A 5.0 g of bean sprout sample was weighed into the outer tube of a centrifuge tube and added with the mixed standard solution (external standard method). After standing for 30 min, 10 ml of 5% acetic acid-acetonitrile (1∶99,  V/V ) was added, followed by the addition of an extraction salt packet (containing 5.5 g of anhydrous magnesium sulfate, 1.5 g of sodium chloride, 0.5 g of disodium hydrogen citrate, 1.0 g of sodium citrate) and 10 zirconium beads. Then, centrifugation was performed by alternating shaking after tightening the inner tube (containing 5 zirconia beads with a size of 4 mm, 500 mg of anhydrous magnesium sulfate) for 25 min. Next, 1.0 ml of the supernatant was accurately drawn and blow-dried with 10% methanol solution. The residue was diluted with 10% methanol solution and filtered through a 0.22 μm organic microporous membrane. The filtrate was used for HPLC-MS/MS determination.

Results and Analysis

Optimization of mass spectrometry conditions

The standard solutions of the 15 PGRs of 1 000 μg/L were injected into the mass spectrometer system through a needle pump for parameter optimization. Full scanning was performed in positive and negative ion mode, within a scan range of m/z 50-500, obtaining first-order mass spectra of the 15 kinds of PGRs. Due to the different properties of the 15 PGRs, their ionization methods were also different, so the appropriate ionization methods were determined to achieve the highest ionization effect. The ion with the highest response was selected as the quasi-molecular ion, and the declustering voltage (DP) was optimized to obtain the strongest precursor ion signal. And the two ions with stronger response were selected as the quantitative ion and the qualitative ions, and the collision energy (CE) was optimized in the multiple reaction monitoring (MRM) mode. The MS parameters are shown in Table 1.

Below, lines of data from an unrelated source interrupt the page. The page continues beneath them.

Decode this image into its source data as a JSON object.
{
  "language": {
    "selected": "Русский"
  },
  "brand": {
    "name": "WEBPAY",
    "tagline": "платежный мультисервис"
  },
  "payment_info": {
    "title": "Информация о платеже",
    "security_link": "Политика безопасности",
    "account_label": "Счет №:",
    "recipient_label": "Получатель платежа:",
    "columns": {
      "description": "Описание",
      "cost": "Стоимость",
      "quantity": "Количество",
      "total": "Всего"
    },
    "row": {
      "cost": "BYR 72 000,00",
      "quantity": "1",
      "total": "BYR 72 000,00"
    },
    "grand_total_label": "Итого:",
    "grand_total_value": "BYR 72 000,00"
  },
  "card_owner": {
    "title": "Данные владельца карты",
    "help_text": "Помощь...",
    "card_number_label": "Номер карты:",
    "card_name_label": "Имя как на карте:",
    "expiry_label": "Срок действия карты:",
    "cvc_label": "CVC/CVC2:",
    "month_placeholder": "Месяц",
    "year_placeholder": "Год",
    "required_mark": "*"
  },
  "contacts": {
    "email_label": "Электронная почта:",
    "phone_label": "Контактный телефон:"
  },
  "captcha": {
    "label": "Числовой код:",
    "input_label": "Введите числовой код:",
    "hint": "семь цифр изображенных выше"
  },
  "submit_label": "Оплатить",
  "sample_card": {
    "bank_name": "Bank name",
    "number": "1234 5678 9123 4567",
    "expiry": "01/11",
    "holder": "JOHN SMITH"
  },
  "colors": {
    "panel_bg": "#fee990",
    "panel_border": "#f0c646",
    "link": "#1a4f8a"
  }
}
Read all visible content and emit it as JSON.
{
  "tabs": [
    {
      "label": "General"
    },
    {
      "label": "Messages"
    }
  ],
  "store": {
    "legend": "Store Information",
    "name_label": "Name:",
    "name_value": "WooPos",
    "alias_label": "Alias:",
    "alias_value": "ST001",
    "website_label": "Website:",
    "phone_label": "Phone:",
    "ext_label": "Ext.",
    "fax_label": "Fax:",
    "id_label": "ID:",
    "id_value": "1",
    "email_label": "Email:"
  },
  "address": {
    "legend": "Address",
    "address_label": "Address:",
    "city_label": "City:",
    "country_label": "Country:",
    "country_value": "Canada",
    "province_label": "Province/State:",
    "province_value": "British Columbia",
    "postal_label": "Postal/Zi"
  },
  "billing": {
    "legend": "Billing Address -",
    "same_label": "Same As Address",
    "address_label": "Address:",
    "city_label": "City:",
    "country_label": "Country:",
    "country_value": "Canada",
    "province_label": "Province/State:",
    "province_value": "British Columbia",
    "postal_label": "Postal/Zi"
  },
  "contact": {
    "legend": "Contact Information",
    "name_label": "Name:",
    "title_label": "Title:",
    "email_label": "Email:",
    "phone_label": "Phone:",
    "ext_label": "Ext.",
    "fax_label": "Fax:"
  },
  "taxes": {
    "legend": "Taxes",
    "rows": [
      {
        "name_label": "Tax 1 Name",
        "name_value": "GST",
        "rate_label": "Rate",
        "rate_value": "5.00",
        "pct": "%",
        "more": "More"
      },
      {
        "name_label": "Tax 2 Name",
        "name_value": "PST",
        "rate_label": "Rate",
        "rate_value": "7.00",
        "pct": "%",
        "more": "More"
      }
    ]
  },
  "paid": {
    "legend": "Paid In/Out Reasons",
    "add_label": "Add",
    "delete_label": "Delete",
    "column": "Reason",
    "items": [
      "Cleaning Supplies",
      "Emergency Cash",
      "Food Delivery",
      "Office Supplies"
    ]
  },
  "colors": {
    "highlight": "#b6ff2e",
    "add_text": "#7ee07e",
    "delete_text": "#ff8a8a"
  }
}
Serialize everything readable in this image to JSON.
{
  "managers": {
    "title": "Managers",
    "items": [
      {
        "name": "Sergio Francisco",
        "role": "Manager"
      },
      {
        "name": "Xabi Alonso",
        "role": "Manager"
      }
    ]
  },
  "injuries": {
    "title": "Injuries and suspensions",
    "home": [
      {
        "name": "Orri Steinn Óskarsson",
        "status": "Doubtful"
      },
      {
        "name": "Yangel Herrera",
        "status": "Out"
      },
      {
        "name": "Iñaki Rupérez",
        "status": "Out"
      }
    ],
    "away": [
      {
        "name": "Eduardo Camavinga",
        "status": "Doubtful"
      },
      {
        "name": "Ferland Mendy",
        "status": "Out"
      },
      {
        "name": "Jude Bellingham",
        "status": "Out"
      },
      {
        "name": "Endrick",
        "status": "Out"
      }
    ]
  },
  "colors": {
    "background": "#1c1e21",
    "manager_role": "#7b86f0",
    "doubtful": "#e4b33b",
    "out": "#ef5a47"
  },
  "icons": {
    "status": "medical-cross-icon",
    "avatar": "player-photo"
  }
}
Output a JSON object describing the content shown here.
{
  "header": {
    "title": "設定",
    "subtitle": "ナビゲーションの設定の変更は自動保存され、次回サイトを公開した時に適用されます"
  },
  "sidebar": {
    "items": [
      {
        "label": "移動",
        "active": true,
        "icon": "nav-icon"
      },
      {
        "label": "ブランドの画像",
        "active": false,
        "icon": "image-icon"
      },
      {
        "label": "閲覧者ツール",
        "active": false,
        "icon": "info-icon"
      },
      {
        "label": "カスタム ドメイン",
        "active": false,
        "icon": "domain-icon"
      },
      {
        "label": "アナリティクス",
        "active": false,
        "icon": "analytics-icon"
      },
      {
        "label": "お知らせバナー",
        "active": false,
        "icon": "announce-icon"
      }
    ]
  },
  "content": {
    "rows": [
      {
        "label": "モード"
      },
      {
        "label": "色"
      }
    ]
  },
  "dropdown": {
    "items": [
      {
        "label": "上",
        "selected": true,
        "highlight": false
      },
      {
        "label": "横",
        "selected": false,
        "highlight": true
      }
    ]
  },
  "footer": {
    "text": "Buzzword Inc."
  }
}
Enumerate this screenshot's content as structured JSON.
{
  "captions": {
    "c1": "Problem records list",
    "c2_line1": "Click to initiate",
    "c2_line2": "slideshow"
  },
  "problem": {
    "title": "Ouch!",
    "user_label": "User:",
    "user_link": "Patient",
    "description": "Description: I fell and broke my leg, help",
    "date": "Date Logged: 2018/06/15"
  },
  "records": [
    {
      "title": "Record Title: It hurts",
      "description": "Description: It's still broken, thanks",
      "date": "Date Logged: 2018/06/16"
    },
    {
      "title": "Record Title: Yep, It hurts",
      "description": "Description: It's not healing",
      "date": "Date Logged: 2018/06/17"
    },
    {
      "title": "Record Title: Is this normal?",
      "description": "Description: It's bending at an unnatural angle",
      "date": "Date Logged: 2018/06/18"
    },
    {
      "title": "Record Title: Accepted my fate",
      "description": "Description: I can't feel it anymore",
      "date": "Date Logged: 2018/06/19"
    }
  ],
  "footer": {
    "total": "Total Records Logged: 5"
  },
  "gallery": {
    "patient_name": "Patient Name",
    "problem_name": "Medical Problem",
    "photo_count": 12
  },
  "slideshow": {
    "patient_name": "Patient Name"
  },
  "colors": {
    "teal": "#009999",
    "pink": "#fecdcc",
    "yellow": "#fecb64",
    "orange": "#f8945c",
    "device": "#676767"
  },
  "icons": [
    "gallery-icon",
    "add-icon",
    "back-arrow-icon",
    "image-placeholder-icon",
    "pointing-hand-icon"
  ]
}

Optimization of chromatographic conditions

The separation effects of Phenomenex H18 column (50 mm×3.00 mm, 2.60 μm), Zorbax SB-C18 column (100 mm×2.1 m, 3.5 μm) and Waters Acquity BEH C18 (50 mm×2.1 mm, 7.0 μm) on the analytes were compared. The 15 kinds of PGRs had the best separation effect and peak shape on Phenomenex H18 chromatographic column. Therefore, in this study, the Phenomenex H18 column was selected to analyze the analytes.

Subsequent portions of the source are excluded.